Insetos

A estação dos cupins

Momento de reprodução faz com que eles se tornem mais visíveis

12 de Janeiro de 2018 - 20h23 Corrigir A + A -
 “Serragem” indica a presença de alguma colônia (Foto: Paulo Rossi - DP)

“Serragem” indica a presença de alguma colônia (Foto: Paulo Rossi - DP)

Verão é a época dos cupins. Tradicionalmente, neste período o inseto aparece mais e isso traz preocupação a parte da população, por serem danosos a objetos de madeira. O momento de reprodução faz com que eles se tornem mais visíveis.

O porteiro Mauro da Costa Silva é uma das pessoas cuja rotina é afetada pelos cupins. No prédio onde trabalha é comum ver a existência de restos de madeira próximos a móveis e asas caídas em cantos das salas. Houve até mesmo casos de móveis sendo removidos por excesso de orifícios feitos pelos insetos. “A infestação está forte, o pessoal tem reclamado muito”, comenta. Apesar de ter aplicado inseticida nos locais, eles não foram extintos.

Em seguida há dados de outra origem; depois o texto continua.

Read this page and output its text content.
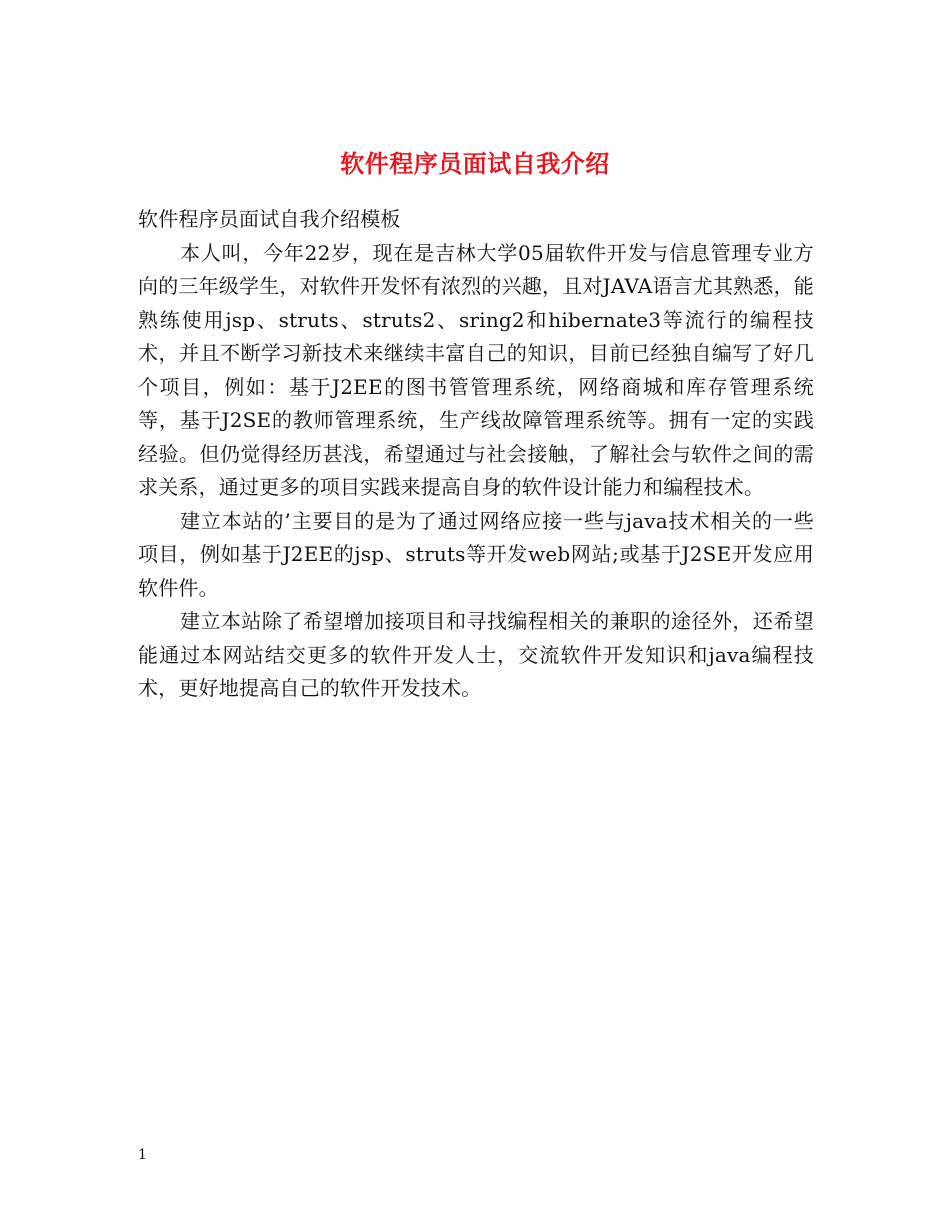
软件程序员面试自我介绍

软件程序员面试自我介绍模板

本人叫，今年22岁，现在是吉林大学05届软件开发与信息管理专业方向的三年级学生，对软件开发怀有浓烈的兴趣，且对JAVA语言尤其熟悉，能熟练使用jsp、struts、struts2、sring2和hibernate3等流行的编程技术，并且不断学习新技术来继续丰富自己的知识，目前已经独自编写了好几个项目，例如：基于J2EE的图书管管理系统，网络商城和库存管理系统等，基于J2SE的教师管理系统，生产线故障管理系统等。拥有一定的实践经验。但仍觉得经历甚浅，希望通过与社会接触，了解社会与软件之间的需求关系，通过更多的项目实践来提高自身的软件设计能力和编程技术。

建立本站的’主要目的是为了通过网络应接一些与java技术相关的一些项目，例如基于J2EE的jsp、struts等开发web网站;或基于J2SE开发应用软件件。

建立本站除了希望增加接项目和寻找编程相关的兼职的途径外，还希望能通过本网站结交更多的软件开发人士，交流软件开发知识和java编程技术，更好地提高自己的软件开发技术。

1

A explicação, segundo o biólogo Juliano Duarte, doutor em Parasitologia e professor do IFSul em Jaguarão, está na concepção de comunidade dos cupins. Assim como formigas e abelhas, eles são insetos sociais, fazendo ninhos e vivendo como se fossem uma família. Dividida em três castas, seu ninho é formado por operários, soldados e rainha. Nessa época, parte dos operários adquire asas e sai, sendo este o único momento de saída em suas vidas.

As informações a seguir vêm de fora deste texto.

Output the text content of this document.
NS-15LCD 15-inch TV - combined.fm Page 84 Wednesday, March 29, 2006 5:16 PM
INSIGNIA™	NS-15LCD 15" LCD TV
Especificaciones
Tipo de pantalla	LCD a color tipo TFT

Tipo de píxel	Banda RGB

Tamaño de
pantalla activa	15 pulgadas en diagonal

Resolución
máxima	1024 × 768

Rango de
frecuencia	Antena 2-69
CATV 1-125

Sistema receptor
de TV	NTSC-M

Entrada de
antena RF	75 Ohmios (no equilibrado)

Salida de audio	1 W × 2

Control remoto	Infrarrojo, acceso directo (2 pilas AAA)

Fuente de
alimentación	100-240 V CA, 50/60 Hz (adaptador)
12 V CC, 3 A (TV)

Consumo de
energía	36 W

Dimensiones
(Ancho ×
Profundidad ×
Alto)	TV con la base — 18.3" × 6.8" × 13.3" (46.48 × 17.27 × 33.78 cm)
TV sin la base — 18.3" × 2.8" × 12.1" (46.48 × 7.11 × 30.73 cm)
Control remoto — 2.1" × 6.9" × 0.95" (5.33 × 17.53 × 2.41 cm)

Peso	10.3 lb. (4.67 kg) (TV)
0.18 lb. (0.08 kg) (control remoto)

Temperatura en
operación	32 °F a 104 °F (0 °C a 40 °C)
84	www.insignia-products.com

Após estarem alados, eles acasalam e quando formam casais procuram formar outra colônia em uma madeira. Segundo Duarte, o Cryptotermes brevis, comumente conhecido como cupim de madeira seca, procura justamente esse tipo de ambiente, entrando através de rachaduras. Após isso, eles costumam viver o restante de suas vidas dentro da peça.

Os famosos buracos de cupim, segundo o biólogo, na verdade são orifícios criados para depositar as fezes do inseto, sendo elas o “pozinho” encontrado próximo a móveis. Eles, na verdade, são madeira digerida, não representando riscos à saúde humana, assim como os cupins em geral.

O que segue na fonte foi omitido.